What do lipoprotein lipases do?

Answer 16

Catalyse hydrolysis of TAGs (in chylomicrons) to glycerol and fatty acids.

Question 17

How is lipoprotein activated?

Answer 17

Apoprotein C-2 helps

Question 18

What happens to the glycerol produced from lipoprotein lipase?

Answer 18

Goes to liver for use in gluconeogenesis

Question 19

Familial hypercholesterolaemia. Describe.

Answer 19

1. Inherited as a monogenic dominant trait
2. Homozygotes severely affected, have a serum level 5x higher than normals
3. Homozygotes can have severe atherosclerosis / coronary infection in adolescence.

Question 20

What do HDLs do?

Answer 20

Take cholesterol from peripheral tissues back to liver for use/disposal.
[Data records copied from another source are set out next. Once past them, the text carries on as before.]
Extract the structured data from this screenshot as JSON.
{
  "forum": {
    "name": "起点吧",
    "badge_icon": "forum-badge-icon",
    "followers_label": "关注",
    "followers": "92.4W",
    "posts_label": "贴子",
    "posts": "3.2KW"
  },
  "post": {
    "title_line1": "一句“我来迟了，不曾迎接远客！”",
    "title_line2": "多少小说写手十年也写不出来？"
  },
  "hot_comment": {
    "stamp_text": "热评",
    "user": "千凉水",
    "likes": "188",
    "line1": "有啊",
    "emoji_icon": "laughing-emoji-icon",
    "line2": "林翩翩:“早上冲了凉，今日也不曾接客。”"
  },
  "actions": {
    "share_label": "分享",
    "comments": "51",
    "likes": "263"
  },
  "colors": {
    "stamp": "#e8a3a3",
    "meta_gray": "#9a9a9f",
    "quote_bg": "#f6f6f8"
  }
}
Lower total serum cholesterol

Question 21

What do LDLs do?

Answer 21

Transport cholesterol from liver to peripheral tissues.

Question 22

Describe receptor mediated endocytosis of LDLs

Answer 22

1. LDLRs receive LDLs and send them into early end-some.
2. Here the LDLRs are recycled back to the plasma membrane.
3. LDLs transferred to lysosomes where they are degraded to give free cholesterol.

Question 23

Mutations in which gene result in familial hypercholesterolaemia?

Answer 23

LDLR gene

Question 24

What are the 5 classes of mutations of the LDLR gene?

Answer 24

1. Class 1. Mutation in LDLR promoter/frameshift/deletion. LDLR not synthesised.
2. Class 2. Mutation throughout coding region. LDLR not transported properly from ER to golgi, so low cell surface expression.
3. Class 3. Mutation in region encoding n terminus. LDLR doesn’t bind effectively to LDL.
4. Class 4. Mutation in cytoplasmic domain. LDLR-LDL complex doesn’t cluster in Clathrin coated pits for receptor mediated endocytosis.
5. Class 5. Mutation in EGFP domain. LDL not released from receptor in endosome and LDLR not recycled back to cell surface.

Question 25

How can hypercholesterolaemia be controlled?

Answer 25

1. HMG-CoA reductase inhibitors.
   - AKA statins
   - Lovastatin is a competitive inhibitor of HMG-CoA reductase
2. Resins/Sequestrants
   - Bind / sequester bile acid-cholesterol complexes, so they cannot be reabsorbed by the intestine. Lowers LDL levels, raises HDL levels.